I got a tour of sorts of the city thanks to the owner of my hotel
and an acquaintance of his who runs a Communications College and
who is currently hosting a few Swedes, a couple as guest teachers
and one who is researching Pakistan's poetry scene, a Swedish translation
of a poet from Multan, a town south of Lahore, on the way. They
were shooting a documentary on Lahore and I managed to tag along.
We started off with the site of an old destroyed Hindu temple, my
attention in the end more occupied by a flock of kids wanting their
photos taken over and over. Seven in a small car (the police not
seeming to mind), we made our way through slightly more subdued
streets thanks to it being a Sunday (the official day off), past
cricket matches in alleyways and groups of men in orange dress carrying
drums along the street, looking to be hired and who, I was told,
sleep in graveyards at night. We went on to Jehangir's Mausoleum,
the intricately designed sandstone mausoleum of the son of the great
Moghul Emperor Akbar, Jehangir, where folk come to pay their respects.
The tomb itself is within a larger walled fort-like structure, its
walls replete with flowery wallpaper, except on rock.
Back in Central Lahore is the Old City, about one square kilometre
in area, and a hundred-fold ways to get lost in. It is an aged miniature
of Lahore, with streets barely wide enough to swing its stray cats
in. Tucked into an apartment-dumped-onto-an-apartment building on
the first floor we visited a weddings-funerals-anything brass, woodwind
and drum band (they are quite famous in Lahore), which put on a
small show for us and the DV-camera, sounding like a cross between
a marching brass band and a New Orleans funeral band.
Just outside the Old City is the imposing Badshahi Mosque (it can
hold 60,000 people) with huge walls and gateways, plus four minarets.
On Sundays, in the garden, poetry competitions are held, apparently
the more cerebral and religious equivalent of a hip-hop competition
without the bad fashion, with Allah being praised instead. We however
got what seemed the warm-up part of it, two guys seated, singing
off each other, followed by an old man who waffled a bit too much,
judging by the diminishing crowd. Inside the actual mosque we passed
on a historical and religious tour and instead were shown by a young
Pakistani guy the weird acoustics of the mosque where you could
stand in one corner and be spoken to from another corner, or by
standing in one particular spot hear a voice from above which was
actually spoken from a couple of metres in front; an aural hall
of mirrors of sorts.
In the Old City, and right near the Badsahi Mosque, is an area called
Heera Mandi, work and home to some of Lahore's prostitutes. Up several
flights of stairs on a building opposite the mosque is a rooftop
restaurant called Cooco's Den, owned by the 52-year old artist,
Iqbal Hussein, who the documentary team had come to interview after
a spot of dinner overlooking the mosque that is lit up at night.

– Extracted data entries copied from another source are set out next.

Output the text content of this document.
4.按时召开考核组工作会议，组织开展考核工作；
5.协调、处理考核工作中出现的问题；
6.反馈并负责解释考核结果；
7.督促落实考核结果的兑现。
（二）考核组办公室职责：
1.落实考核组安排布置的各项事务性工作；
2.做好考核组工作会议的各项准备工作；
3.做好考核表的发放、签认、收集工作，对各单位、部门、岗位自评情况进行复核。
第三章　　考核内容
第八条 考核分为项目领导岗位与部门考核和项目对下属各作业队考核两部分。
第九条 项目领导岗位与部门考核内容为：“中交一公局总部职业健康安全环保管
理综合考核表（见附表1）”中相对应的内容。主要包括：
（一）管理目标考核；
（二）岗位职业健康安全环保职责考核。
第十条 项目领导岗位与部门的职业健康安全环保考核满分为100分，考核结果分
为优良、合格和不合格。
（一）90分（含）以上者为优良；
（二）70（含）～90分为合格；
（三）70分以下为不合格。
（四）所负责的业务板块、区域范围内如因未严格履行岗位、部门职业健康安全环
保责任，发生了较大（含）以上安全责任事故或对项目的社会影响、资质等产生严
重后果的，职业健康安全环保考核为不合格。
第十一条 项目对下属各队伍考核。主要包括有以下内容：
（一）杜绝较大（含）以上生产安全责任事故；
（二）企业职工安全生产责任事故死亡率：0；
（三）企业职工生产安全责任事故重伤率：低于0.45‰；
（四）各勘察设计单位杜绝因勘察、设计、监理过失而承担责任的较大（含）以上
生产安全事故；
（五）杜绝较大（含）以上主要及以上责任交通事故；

Iqbal is the son of a prostitute and for a lot of his life was a
fixture in the area, living a life of crime, thuggery and despair.
But then one day love came into his life and his life changed. What
is interesting about his story is that it was the love life of a
friend that turned a hoodlum with artistic talent, who had a knack
of being able to draw accurate pictures of movie stars, into a famous
oil-painter. Coming from a poor background with all its stigma,
his friend had at the same time fortunately and unfortunately fallen
in love with a girl from the right side of the tracks. The unfortunate
part of it is obvious. Fortune however shone down upon him in the
form of Iqbal. The girl in question went to art school. Iqbal's
friend, in order to see her there, needed an excuse. And so he persuaded
Iqbal to sign up at the school, which he did. Iqbal, later, thanks
to the patronage of a dedicated fan who saw in his paintings of
the lives of prostitutes his obvious talent and passion for his
community, never looked back. Romance isn't dead.